Ihr Mann war für seine Blumenleidenschaft häufig in den Niederlanden und in Großbritannien unterwegs. "Die Engländer sind führend bei Schneeglöckchen", sagt Marlu Waldorf. Als ihr Mann die Schneeglöckchentage zum ersten Mal organisierte, seien sie nicht ernst genommen worden, erinnert sich seine Frau: "Aber als dann die ersten namhaften Händler aus England zusagten, folgten auch andere." Anfangs waren es zehn, nun reisen 30 Aussteller an, etliche von ihnen aus England, den Niederlanden und Belgien. Sie ziehen mehrere Tausend Besucher nach Hinsbeck, die zwischen Blumen, Zwiebeln und Samentütchen nach dem Frühling stöbern. In diesem Jahr sind die Schneeglöckchen sehr früh dran. "Ihnen fehlt der Frost", sagt Waldorf. Der Preis für ihre Zwiebeln startet bei fünf Euro.

Marlu Waldorf und ihr Mann kauften das Haus in Oirlich Anfang der 90er-Jahre und veränderten das Grundstück Stück für Stück. "Anfangs grasten darauf Kühe", erinnert sich die 75-Jährige. Es ist 3000 Quadratmeter groß und hat Hanglage. "Sehr schön zum Gestalten", sagt die Besitzerin. Neben Schneeglöckchen wachsen dort Rittersporn, Glockenblumen, Rhododendron und viele weitere Blumen und Pflanzen. Nach dem Tod ihres Mannes 2012 kümmert sich die Rentnerin alleine um den Garten. Ab und an helfen die Enkel. Langsam wird es ihr zu viel. "Irgendwo zimpert es, und es wird nicht besser", sagt sie. Die Enkel sind zu jung, um ihr alles abzunehmen. Deswegen will sie Hunderte Schneeglöckchen abgeben.
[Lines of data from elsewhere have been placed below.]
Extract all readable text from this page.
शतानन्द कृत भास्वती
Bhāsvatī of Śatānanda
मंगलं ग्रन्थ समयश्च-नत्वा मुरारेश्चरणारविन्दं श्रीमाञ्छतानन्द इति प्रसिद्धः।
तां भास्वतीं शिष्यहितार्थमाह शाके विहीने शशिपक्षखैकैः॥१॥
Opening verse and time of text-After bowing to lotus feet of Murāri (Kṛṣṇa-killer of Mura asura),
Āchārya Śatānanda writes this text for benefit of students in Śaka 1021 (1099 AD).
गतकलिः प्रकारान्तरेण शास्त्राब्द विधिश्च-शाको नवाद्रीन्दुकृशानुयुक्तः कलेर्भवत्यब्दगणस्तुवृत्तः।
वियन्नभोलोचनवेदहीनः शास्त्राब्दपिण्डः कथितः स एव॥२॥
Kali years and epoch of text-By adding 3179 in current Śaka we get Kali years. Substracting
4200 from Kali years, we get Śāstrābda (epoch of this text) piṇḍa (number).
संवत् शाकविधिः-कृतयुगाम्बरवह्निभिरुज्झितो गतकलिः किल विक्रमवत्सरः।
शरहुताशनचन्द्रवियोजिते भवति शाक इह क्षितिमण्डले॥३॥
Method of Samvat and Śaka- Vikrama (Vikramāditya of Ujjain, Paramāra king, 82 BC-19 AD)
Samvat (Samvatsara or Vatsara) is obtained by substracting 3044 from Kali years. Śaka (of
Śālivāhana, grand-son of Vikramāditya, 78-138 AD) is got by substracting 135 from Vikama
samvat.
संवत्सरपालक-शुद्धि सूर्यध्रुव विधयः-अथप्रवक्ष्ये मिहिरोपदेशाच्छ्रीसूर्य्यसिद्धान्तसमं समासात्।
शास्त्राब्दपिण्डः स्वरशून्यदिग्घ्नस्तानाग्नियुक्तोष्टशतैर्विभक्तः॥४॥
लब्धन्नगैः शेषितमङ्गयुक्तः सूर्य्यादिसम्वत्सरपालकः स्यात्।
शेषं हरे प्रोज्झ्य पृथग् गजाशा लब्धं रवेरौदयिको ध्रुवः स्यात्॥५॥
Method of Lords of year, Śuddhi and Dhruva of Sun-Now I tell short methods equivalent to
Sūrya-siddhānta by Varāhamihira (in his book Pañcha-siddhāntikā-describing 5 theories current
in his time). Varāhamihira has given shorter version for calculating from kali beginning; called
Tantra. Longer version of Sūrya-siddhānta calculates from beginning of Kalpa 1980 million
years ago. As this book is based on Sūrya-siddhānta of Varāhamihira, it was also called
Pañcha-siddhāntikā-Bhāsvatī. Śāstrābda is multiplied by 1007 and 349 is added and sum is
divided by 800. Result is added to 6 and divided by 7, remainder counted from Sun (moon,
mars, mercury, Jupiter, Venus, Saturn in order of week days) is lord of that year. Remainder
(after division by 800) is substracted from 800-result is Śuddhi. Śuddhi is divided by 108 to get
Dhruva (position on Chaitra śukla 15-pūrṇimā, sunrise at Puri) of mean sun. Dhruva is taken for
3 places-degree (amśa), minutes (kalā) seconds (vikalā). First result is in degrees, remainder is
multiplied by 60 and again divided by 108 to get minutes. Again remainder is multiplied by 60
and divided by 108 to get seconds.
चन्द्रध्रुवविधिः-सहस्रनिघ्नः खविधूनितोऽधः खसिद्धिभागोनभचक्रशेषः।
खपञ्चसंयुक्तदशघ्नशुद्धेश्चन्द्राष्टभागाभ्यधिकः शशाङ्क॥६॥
Waldorf verkauft sie im Topf. Die Kunden können sofort sehen, ob die Blume gesund ist und wie sie wächst. Kurz danach können die neuen Besitzer sie auch schon wieder einpflanzen. "Und im nächsten Jahr wächst vielleicht schon wieder etwas", sagt die 75-Jährige. Düngen sollte man die Blume frühestens im zweiten Jahr, um sie nicht zu überfordern. Sie mag durchlässigen Boden und natürlichen Schatten im Sommer. "Sie fühlt sich am Gehölzrand wohl", sagt Waldorf. "Unter Farnen beispielsweise."

Die Entscheidung, die Schneeglöckchentage zum letzten Mal zu organisieren, fiel ihr nicht leicht. Sie hat schöne Erinnerungen, an Menschen, Gespräche, ihren Mann, aber "alles hat seine Zeit", sagt sie. Ersatz für die Besucher hat sie bereits gefunden: Ab 2019 übernimmt das Kloster Knechtsteden in Dormagen die Schneeglöckchentage.